Some time passes and cluster nodes need to renew DHCP lease.
- Maybe some of the cluster nodes are not able to contact w/ Pihole at that moment (Kubernetes does like to cycle pods) so the renewal fails. Also I have no other DHCP servers on the network.
From what you said earlier, this means that the cluster node isn't able to get an IP assignment so it falls back onto the IPv4 link-local address. Does this mean it's essentially disconnected from my LAN and from my router?
- why am I able to still SSH into these nodes? but at the same time why can't these nodes see my router ping 192.168.1.1?
Assuming the master node (I only have 1) is now on the link-local network, then all new Pihole instances that spin up will run under the IPv4 link-local network with the master node.
- why can't the Pihole instances running on the disconnected node handle DHCP requests from that node if they're on the same link-local network?

I really would like to understand the underlying problem more since I don't have much expertise in the area. However, I think updating my hosts with a static IP and the router IP is a promising solution.
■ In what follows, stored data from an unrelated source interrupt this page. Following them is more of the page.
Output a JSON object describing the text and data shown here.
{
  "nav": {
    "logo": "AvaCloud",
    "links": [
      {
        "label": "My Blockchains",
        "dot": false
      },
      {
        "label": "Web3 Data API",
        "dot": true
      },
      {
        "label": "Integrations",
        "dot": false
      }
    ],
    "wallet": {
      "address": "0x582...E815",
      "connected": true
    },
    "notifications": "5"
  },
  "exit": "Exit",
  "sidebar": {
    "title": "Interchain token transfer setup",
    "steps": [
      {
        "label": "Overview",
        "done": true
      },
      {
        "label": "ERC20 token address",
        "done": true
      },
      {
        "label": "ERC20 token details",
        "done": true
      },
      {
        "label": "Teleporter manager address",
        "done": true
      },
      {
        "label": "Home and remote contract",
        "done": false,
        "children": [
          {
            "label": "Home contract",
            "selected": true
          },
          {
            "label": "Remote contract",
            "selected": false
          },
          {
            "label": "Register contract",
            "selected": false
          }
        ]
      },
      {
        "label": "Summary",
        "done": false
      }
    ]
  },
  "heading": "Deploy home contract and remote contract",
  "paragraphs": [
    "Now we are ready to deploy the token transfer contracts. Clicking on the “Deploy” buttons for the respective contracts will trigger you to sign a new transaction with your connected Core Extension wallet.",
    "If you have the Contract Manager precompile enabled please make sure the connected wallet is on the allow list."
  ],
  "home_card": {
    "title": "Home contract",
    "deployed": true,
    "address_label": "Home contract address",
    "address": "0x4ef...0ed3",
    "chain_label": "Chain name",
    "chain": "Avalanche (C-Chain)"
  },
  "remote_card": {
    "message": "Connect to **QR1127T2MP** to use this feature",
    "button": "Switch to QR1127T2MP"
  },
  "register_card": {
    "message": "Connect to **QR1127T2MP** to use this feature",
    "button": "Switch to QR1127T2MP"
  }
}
That seemed to be the issue when I ssh'd onto these nodes and saw that each of their IP routes lacked the router IP.

Bucking_Horn · March 19, 2023, 11:32am

Not entirely.
It is rather limited to link-local networking only, i.e. talk is only possible among clients on the same link (in lieu of a gateway).

No.
Clients only use a broadcast to discover a DHCP server.
Once they've acquired a lease through one, they will unicast to that DHCP server's IP.

But all of this is related to networking rather than Pi-hole.
I can't really help you much further, other than repeating that I wouldn't recommend load-balancing your DHCP server.

The decisive question seems to be why your Pi-hole host would fallback to using an IPv4 LLA.
If it wouldn't, clients should be able to find the new DHCP server's IP - but you'd still cause unnecessary DHCP traffic that could be avoided by using a fixed IP DHCP server.

system · April 9, 2023, 11:32am

This topic was automatically closed 21 days after the last reply. New replies are no longer allowed.